The layer of drift is the main body of evidence for the glacial theory. When one considers how this material is distributed, considerable difficulties arise in the notion that it has been caused by glaciers. It is not present in many areas where one would expect to find it, and it is present where one would least expect it. Thus in the northernmost parts of Greenland, and in some of the islands of northern Canada, no drift is present. But it is found in tropical areas such as the Amazon jungles. Regarding the tropics, right at the equator, no less an authority than Louis Agassiz reported:

There were drift accumulations, and scratched rocks, and erratic boulders, and fluted valleys, and the smooth surface of tillite ...

The presence of drift has been reported from such places as British Guinea, equatorial Africa, Madagascar, and India. Wherever the characteristic features of the drift are found, it seems necessary to postulate former glaciers to explain it. The theory of continental drift is partly an attempt to explain how the ice-sheets could have existed in these areas at various periods in the past.

The glaciers of mountain regions and the ice-sheets of the Antarctic and Greenland do not seem to be forming any deposits similar to the layer of drift that has been attributed to ice-sheets of the past. Present glacial moraines contain fragments of angular rocks unlike the boulders in the drift, which are rounded; and the glacial deposits of the present have none of the features of the structure of the drift, but are more aptly described as a heterogeneous muck. The postulated ice-sheets of North America and Europe are also somewhat lop-sided, and do not conform to the polar regions as one would perhaps expect they should; and accounting for this has been a brain twister for the glacial theorists.

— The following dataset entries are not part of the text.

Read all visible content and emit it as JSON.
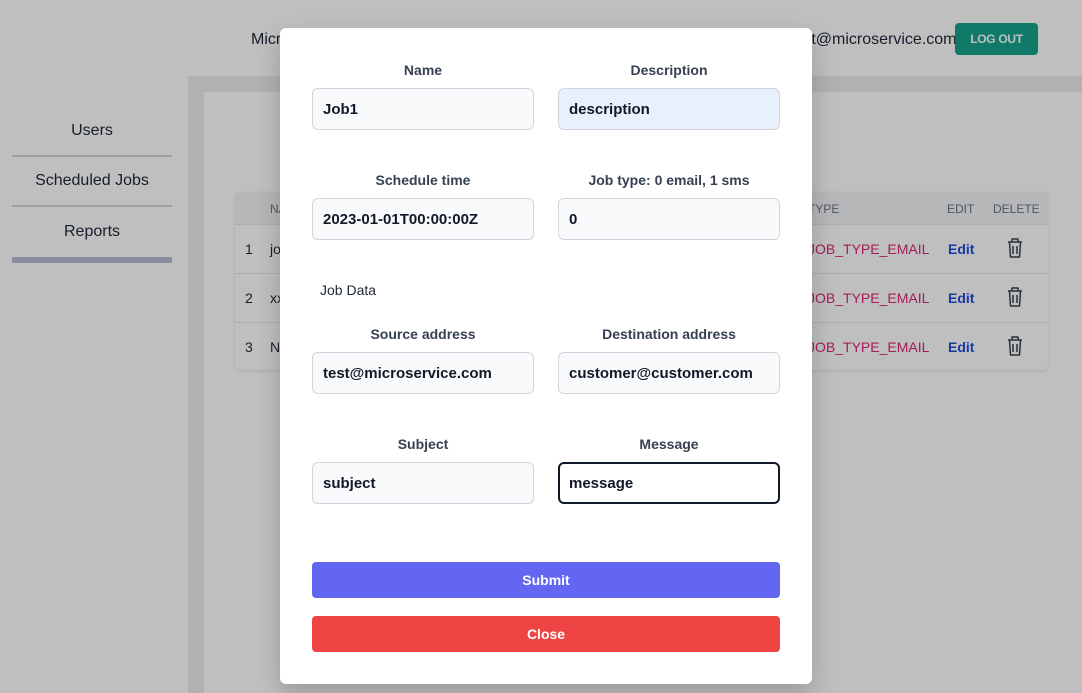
{
  "header": {
    "left_text": "Microservice Admin",
    "right_text": "test@microservice.com",
    "logout_label": "LOG OUT"
  },
  "sidebar": {
    "items": [
      {
        "label": "Users"
      },
      {
        "label": "Scheduled Jobs"
      },
      {
        "label": "Reports"
      }
    ]
  },
  "table": {
    "columns": {
      "num": "",
      "name": "NAME",
      "type": "TYPE",
      "edit": "EDIT",
      "delete": "DELETE"
    },
    "rows": [
      {
        "num": "1",
        "name": "job",
        "type": "JOB_TYPE_EMAIL",
        "edit": "Edit"
      },
      {
        "num": "2",
        "name": "xx",
        "type": "JOB_TYPE_EMAIL",
        "edit": "Edit"
      },
      {
        "num": "3",
        "name": "N",
        "type": "JOB_TYPE_EMAIL",
        "edit": "Edit"
      }
    ]
  },
  "modal": {
    "name": {
      "label": "Name",
      "value": "Job1"
    },
    "description": {
      "label": "Description",
      "value": "description"
    },
    "schedule_time": {
      "label": "Schedule time",
      "value": "2023-01-01T00:00:00Z"
    },
    "job_type": {
      "label": "Job type: 0 email, 1 sms",
      "value": "0"
    },
    "job_data_label": "Job Data",
    "source_address": {
      "label": "Source address",
      "value": "test@microservice.com"
    },
    "destination_address": {
      "label": "Destination address",
      "value": "customer@customer.com"
    },
    "subject": {
      "label": "Subject",
      "value": "subject"
    },
    "message": {
      "label": "Message",
      "value": "message"
    },
    "submit_label": "Submit",
    "close_label": "Close"
  },
  "colors": {
    "accent_teal": "#14a38b",
    "submit": "#6366f1",
    "close": "#ef4444",
    "type_text": "#db2777",
    "edit_link": "#1d4ed8"
  }
}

Charles H. Hapgood proposed that the continents were dislocated from time to time from their present relationship with the poles, as the earth's crust shifted over its interior. Hapgood's idea was that the north pole was located in the Yukon 80,000 years ago, shifted to a point northwest of Norway, from there migrated to Hudson Bay, and moved to its present location at the end of the last Ice Age. One reason why this idea has not been afforded very great favor amongst Quaternary geologists is that the structures composed of drift around the world are all very well preserved, and there does not seem to be good reason for attributing some to a much earlier period than others. All of the drift landforms actually must be quite recent, and of similar age, if the degree of erosion is considered as an indicator of age.